Por Yuri Schein
Na tradição metafísica clássica, particularmente na mecânica aristotélico-tomista, a causalidade é entendida de forma mediada: um agente age segundo sua natureza, e a causa se manifesta em categorias distintas — causa material, formal, eficiente e final. Contudo, essa abordagem se mostra insuficiente quando confrontada com a soberania absoluta de Deus e a realidade do pecado humano. No ocasionalismo, à maneira de Gordon Clark e Vincent Cheung, a causalidade é direta e imediata. Nada ocorre fora do encargo ativo de Deus. Toda ação, seja ela material ou espiritual, externa ou interna, é causada diretamente por Ele.
🌀 Tentação: Metafísica versus Experiência
A tentação ilustra com perfeição essa distinção. Deus causa a carne, o diabo e todas as circunstâncias que promovem a tentação. Ele determina o movimento de cada partícula de matéria e cada inclinação da vontade criada. No entanto, isso não transforma Deus no tentador dentro da experiência humana. Na perspectiva do indivíduo, a carne e o diabo atuam como agentes responsáveis — eles são os “tentadores” na narrativa e no exercício da escolha moral.
Tiago 1.13 deixa isso claro: “Deus não tenta ninguém com o mal.” Aqui, Tiago não discute causalidade metafísica; discute responsabilidade do agente. Deus permanece absolutamente soberano, mas a criatura é a que experiencia e responde à tentação. Assim, podemos afirmar: Deus causa a tentação, mas a criatura é o agente responsável em sua esfera de experiência.
⚔️ Causalidade Absoluta
Como causa real, Deus é o originador de tudo (Ef 1.11; Ec 11.5). Nenhum evento material ou espiritual escapa de sua vontade efetiva. O pecado, seja interno ou externo, está dentro do alcance de sua causalidade (Ap 17.17; Ez 14.9; Is 63.17). Esta não é uma afirmação de relativização do mal, mas o reconhecimento da soberania incontestável de Deus: Ele ordena e executa todas as coisas, inclusive as que nas Escrituras chamamos de mal.
🧩 Silogismo Ocasionalista
P1. Deus causa a tentação (Ef 1.11).
P2. Deus não tenta ninguém (Tg 1.13).
C. Tiago 1.13 não trata da causalidade, mas da responsabilidade do agente.

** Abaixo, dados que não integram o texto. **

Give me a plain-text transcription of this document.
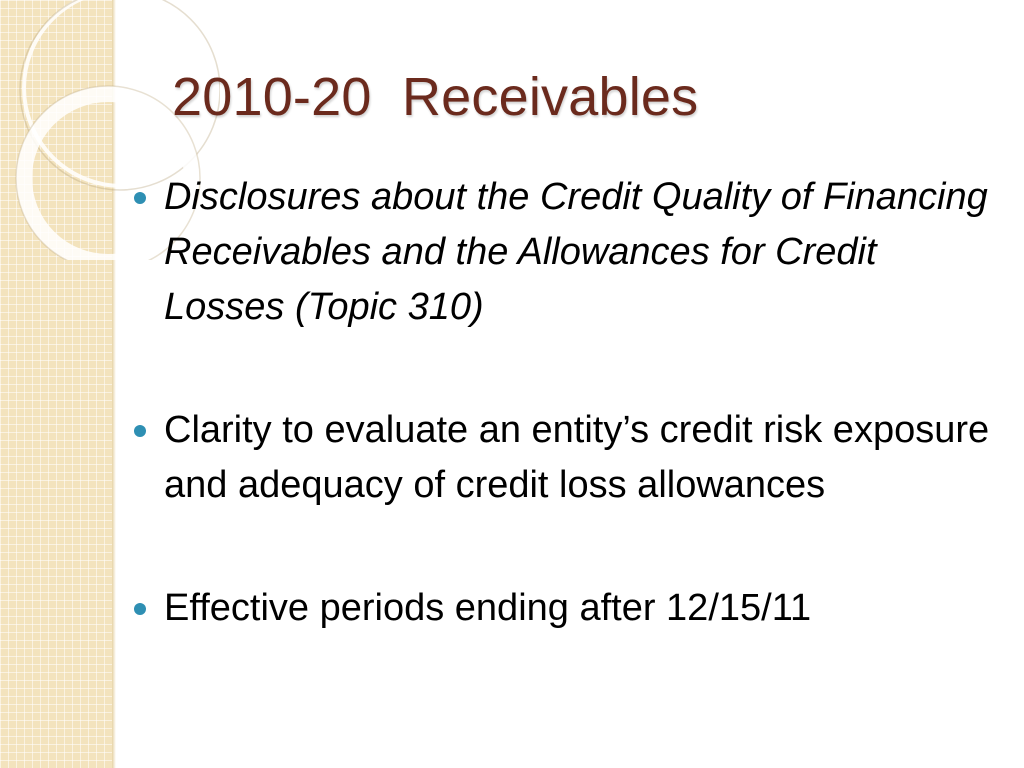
2010-20  Receivables
Disclosures about the Credit Quality of Financing Receivables and the Allowances for Credit Losses (Topic 310)
Clarity to evaluate an entity’s credit risk exposure and adequacy of credit loss allowances
Effective periods ending after 12/15/11
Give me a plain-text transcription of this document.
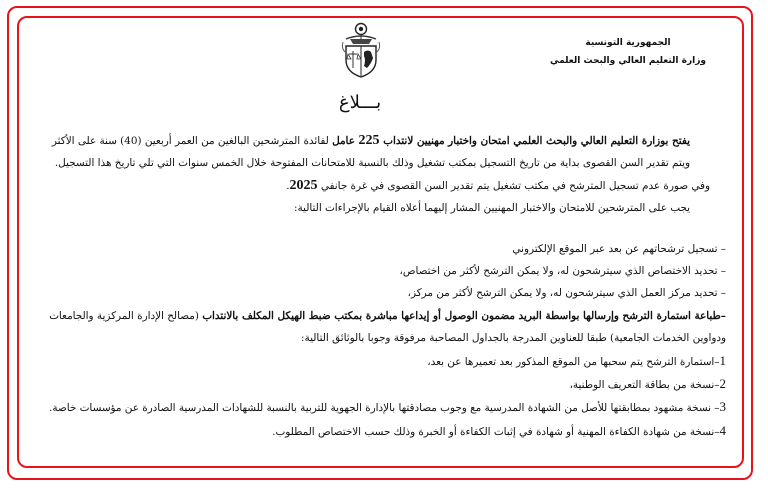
الجمهورية التونسية
وزارة التعليم العالي والبحث العلمي
بـــلاغ

يفتح بوزارة التعليم العالي والبحث العلمي امتحان واختبار مهنيين لانتداب 225 عامل لفائدة المترشحين البالغين من العمر أربعين (40) سنة على الأكثر ويتم تقدير السن القصوى بداية من تاريخ التسجيل بمكتب تشغيل وذلك بالنسبة للامتحانات المفتوحة خلال الخمس سنوات التي تلي تاريخ هذا التسجيل.

وفي صورة عدم تسجيل المترشح في مكتب تشغيل يتم تقدير السن القصوى في غرة جانفي 2025.

يجب على المترشحين للامتحان والاختبار المهنيين المشار إليهما أعلاه القيام بالإجراءات التالية:

– تسجيل ترشحاتهم عن بعد عبر الموقع الإلكتروني

– تحديد الاختصاص الذي سيترشحون له، ولا يمكن الترشح لأكثر من اختصاص،

– تحديد مركز العمل الذي سيترشحون له، ولا يمكن الترشح لأكثر من مركز،

–طباعة استمارة الترشح وإرسالها بواسطة البريد مضمون الوصول أو إيداعها مباشرة بمكتب ضبط الهيكل المكلف بالانتداب (مصالح الإدارة المركزية والجامعات ودواوين الخدمات الجامعية) طبقا للعناوين المدرجة بالجداول المصاحبة مرفوقة وجوبا بالوثائق التالية:

1–استمارة الترشح يتم سحبها من الموقع المذكور بعد تعميرها عن بعد،

2–نسخة من بطاقة التعريف الوطنية،

3– نسخة مشهود بمطابقتها للأصل من الشهادة المدرسية مع وجوب مصادقتها بالإدارة الجهوية للتربية بالنسبة للشهادات المدرسية الصادرة عن مؤسسات خاصة.

4–نسخة من شهادة الكفاءة المهنية أو شهادة في إثبات الكفاءة أو الخبرة وذلك حسب الاختصاص المطلوب.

Este silogismo deixa evidente o ponto central do ocasionalismo: a causalidade metafísica e a responsabilidade moral não se confundem. Deus é a causa de tudo, mas não é o agente responsável pelas decisões humanas dentro da história. A tentação ocorre, é verdadeira, e a criatura é a que padece e responde — mas a origem última é divina.
⚙️ Conclusão
A confusão entre agente e causa é antiga. Aristóteles, Tomás de Aquino e seus seguidores tendem a pensar a causalidade como algo “autônomo” da criatura. O ocasionalismo corrige isso: a criatura existe, age e experimenta, mas tudo é causado por Deus, desde a menor inclinação da carne até o maior ato maligno do diabo. Assim, Tiago e Efésios não se contradizem; complementam-se: um fala da responsabilidade experiencial, o outro da causalidade absoluta.
No fim, reconhecer esta distinção é essencial para qualquer teologia reformada que pretenda ser consistente com a Escritura e a soberania divina. Não há espaço para ambiguidades: Deus causa todas as coisas, mas não é tentador, exceto na medida em que determina, por sua vontade, a realidade em que a tentação se manifesta.